Wednesday, November 9, 2016

Fern-Covered Rock and Hidden Falls, Rickets Glen State Park

Fern-Covered Rock and Hidden Falls, Rickets Glen State Park
You need to know where it is, you need to know when to go, you need to make the effort to get there, and you need to use a very wide angle lens to capture it. Hidden Falls in Rickets Glen State Park is a nearly sure-thing location for great intimate landscape photos, but it is off trail and due to several very large trees that have fallen here, a wide angle lens is required to take in the full scene.
 
While evaluating the Canon EF 16-35mm f/2.8L III USM Lens, a lens containing the right ultra-wide focal length, the right when-to-go timing occured (cloudy, wet, very little wind and fall color showing), so I went. While the waterflow over the main falls in the park was lower than reported, this little falls was flowing just right.

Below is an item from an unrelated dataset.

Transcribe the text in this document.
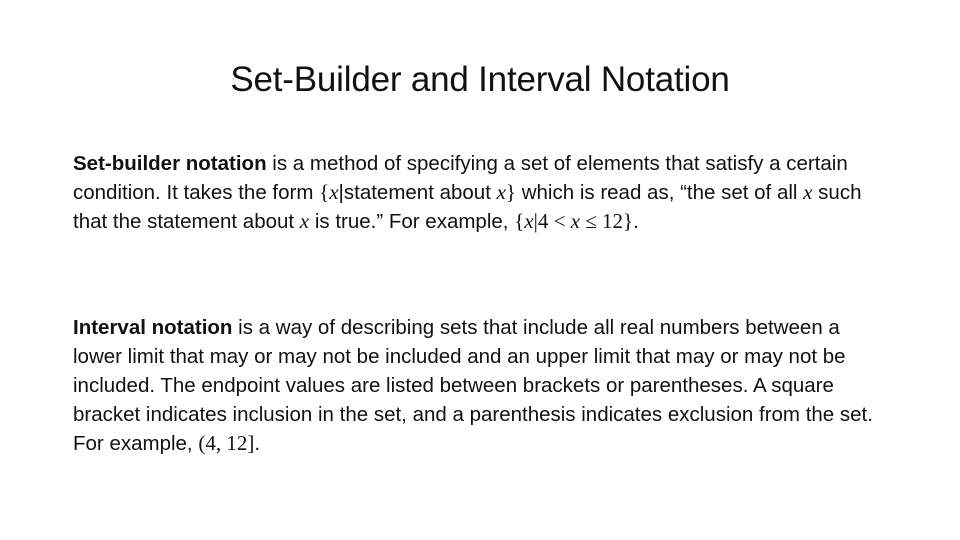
Set-Builder and Interval Notation

Set-builder notation is a method of specifying a set of elements that satisfy a certain condition. It takes the form {x|statement about x} which is read as, “the set of all x such that the statement about x is true.” For example, {x|4 < x ≤ 12}.

Interval notation is a way of describing sets that include all real numbers between a lower limit that may or may not be included and an upper limit that may or may not be included. The endpoint values are listed between brackets or parentheses. A square bracket indicates inclusion in the set, and a parenthesis indicates exclusion from the set. For example, (4, 12].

I backed up in the space available, zoomed out to 16mm and framed the scene to minimize lines of strong contrast on the frame borders.
 
While this lens' wide max aperture was not needed for this image, this lens' very impressive corner sharpness was fully utilized.
 
As is often the case for intimate landscapes and waterfall photography in general, a circular polarizer filter wasa key piece of kit for this image capture, cutting the reflections and increasing saturation appreciably.